Twenty-Four Eyes is about more than just the impact that a teacher has on her students. It is also about change. At the beginning of the film, each of Oishi's students exhibits the attributes of children everywhere; they are naïve, playful, and inquisitive; some are shyer than others, some leaders, some followers. The audience gets to know each of these students and hopes along with Oishi that they can achieve if not greatness at least a sense of personal fulfillment. As it becomes clear that that will not happen for all of them, the audience sympathizes with their plights and understands Oishi's growing disillusionment with a system that she cannot change. Film critic Tadao Sato once wrote that Twenty-Four Eyes has "wrung more tears out of Japanese audiences than any other post-war film." Watching it, it is easy to see why.
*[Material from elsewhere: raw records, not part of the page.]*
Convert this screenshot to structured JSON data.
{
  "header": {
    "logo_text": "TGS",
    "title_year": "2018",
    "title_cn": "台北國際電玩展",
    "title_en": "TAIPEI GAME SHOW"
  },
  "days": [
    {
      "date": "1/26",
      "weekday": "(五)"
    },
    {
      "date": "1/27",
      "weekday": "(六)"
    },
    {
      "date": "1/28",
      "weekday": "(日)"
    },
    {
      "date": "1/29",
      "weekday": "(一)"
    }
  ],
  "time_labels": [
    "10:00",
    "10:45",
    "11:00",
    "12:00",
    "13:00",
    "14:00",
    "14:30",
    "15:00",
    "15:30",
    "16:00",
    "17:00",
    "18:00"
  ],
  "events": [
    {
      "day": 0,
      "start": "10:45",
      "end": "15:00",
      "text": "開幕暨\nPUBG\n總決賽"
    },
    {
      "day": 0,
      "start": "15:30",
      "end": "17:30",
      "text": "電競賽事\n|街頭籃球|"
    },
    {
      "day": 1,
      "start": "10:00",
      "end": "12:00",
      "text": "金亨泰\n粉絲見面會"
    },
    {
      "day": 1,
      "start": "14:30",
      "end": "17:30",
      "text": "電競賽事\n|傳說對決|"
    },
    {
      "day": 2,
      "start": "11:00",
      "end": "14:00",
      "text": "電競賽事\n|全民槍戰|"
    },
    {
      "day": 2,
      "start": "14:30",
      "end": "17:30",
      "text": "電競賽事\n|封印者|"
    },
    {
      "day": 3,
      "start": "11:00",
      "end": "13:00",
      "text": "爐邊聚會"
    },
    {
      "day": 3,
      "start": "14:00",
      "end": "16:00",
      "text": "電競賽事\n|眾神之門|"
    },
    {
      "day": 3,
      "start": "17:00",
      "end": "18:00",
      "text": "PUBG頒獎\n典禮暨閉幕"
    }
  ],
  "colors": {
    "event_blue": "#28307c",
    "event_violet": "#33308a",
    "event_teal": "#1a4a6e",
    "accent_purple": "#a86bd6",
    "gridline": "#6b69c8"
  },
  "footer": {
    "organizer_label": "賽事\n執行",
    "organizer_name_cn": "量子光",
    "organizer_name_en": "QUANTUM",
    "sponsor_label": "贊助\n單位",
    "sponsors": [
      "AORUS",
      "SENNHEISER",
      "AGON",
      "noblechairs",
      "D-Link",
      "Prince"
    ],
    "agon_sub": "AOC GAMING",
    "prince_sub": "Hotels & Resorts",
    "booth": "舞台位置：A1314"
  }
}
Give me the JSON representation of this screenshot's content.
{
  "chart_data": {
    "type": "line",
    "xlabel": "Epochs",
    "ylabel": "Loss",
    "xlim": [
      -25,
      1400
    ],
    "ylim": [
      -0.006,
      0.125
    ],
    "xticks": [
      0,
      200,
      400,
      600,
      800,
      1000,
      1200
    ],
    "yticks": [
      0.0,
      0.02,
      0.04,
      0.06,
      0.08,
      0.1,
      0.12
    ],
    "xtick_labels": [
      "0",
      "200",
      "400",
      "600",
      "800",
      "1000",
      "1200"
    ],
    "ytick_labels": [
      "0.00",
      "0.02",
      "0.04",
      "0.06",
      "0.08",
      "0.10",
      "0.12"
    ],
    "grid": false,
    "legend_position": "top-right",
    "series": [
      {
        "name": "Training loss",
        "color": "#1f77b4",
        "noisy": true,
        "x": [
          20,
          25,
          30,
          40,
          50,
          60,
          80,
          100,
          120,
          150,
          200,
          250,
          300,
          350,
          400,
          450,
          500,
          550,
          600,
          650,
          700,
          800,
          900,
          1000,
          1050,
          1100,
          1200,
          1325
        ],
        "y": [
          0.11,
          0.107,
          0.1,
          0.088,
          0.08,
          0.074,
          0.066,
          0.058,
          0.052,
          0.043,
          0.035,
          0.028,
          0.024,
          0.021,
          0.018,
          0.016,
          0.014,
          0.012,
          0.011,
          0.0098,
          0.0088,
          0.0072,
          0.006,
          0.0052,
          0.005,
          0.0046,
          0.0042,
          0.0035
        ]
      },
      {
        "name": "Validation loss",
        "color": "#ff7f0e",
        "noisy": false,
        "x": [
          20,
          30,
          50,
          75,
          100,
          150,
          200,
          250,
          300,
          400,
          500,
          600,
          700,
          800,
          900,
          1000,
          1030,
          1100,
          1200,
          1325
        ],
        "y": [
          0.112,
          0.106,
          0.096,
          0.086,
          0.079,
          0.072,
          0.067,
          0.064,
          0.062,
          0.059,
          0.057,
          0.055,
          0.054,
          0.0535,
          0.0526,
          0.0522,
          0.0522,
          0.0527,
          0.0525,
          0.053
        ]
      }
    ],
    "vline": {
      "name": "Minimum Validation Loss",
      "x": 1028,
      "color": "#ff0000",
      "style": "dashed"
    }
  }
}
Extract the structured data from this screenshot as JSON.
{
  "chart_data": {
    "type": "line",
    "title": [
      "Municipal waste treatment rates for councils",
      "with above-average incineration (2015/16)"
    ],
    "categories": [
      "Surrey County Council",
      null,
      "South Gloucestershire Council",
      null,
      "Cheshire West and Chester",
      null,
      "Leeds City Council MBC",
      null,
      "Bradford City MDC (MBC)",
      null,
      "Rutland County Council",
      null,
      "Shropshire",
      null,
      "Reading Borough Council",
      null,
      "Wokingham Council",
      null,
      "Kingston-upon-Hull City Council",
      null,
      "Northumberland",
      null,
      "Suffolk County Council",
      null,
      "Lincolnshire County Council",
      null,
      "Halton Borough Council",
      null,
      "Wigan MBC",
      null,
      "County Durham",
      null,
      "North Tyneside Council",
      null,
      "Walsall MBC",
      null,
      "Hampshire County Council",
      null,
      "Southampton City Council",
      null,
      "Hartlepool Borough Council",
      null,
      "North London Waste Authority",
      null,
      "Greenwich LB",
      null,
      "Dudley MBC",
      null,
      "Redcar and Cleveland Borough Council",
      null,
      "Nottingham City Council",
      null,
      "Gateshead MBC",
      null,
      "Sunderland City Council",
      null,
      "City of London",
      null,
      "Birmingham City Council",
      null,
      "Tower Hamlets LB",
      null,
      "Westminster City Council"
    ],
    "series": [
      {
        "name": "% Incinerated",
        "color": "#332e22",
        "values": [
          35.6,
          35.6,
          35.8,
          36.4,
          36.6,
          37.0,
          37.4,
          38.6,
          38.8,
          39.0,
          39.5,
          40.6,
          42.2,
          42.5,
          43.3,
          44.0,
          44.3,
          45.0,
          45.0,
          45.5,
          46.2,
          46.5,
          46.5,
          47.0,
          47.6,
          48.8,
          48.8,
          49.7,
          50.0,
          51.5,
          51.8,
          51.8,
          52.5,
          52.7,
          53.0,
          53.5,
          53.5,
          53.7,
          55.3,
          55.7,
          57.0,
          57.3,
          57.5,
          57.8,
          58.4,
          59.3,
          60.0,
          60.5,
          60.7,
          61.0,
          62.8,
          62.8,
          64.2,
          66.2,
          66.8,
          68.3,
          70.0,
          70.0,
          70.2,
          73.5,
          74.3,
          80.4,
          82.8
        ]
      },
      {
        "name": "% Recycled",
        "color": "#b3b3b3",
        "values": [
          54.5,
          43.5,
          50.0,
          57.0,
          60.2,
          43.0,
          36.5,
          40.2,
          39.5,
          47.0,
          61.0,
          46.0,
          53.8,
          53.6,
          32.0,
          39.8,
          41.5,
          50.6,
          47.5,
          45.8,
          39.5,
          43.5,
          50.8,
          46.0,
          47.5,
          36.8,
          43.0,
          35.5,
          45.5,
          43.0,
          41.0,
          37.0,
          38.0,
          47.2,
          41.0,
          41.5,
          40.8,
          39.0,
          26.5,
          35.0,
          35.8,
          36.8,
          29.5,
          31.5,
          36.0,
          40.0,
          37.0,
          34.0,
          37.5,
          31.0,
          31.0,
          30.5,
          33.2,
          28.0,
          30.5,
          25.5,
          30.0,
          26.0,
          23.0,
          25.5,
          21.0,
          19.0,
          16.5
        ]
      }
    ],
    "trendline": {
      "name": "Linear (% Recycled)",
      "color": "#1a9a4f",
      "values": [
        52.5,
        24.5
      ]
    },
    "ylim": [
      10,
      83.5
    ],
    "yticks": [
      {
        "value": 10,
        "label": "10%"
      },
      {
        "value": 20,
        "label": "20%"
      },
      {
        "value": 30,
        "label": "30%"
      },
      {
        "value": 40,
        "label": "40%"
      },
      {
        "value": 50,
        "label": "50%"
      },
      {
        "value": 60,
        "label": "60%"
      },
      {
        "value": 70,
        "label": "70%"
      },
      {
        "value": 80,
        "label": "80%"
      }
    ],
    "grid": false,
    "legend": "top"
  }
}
Twenty-Four Eyes takes place during a time when the idea of getting a balanced education clashed with both the patriotic fervor sweeping through Japan and common beliefs, be they born out of financial necessity or tradition. As a consequence, young girls will take menial jobs to help their parents out financially, and young boys will go off to fight a war they are taught it is honorable to die in. Very few of them will end up in the career that they had wanted for themselves, and the reasons for this will have nothing to do with their own personal shortcomings. As Oishi stands in front of the next generation of students at the end of the film, she can only hope that the future is brighter for these twenty-four eyes than it was for their predecessors. (on DVD from Criterion Collection)
Four and a half stars
*Twenty-Four Eyes is in Japanese with English subtitles.
*Twenty-Four Eyes beat out The Seven Samurai for Best Picture of the Year at the Kinema Junpo (Japan's Oscars) in 1955.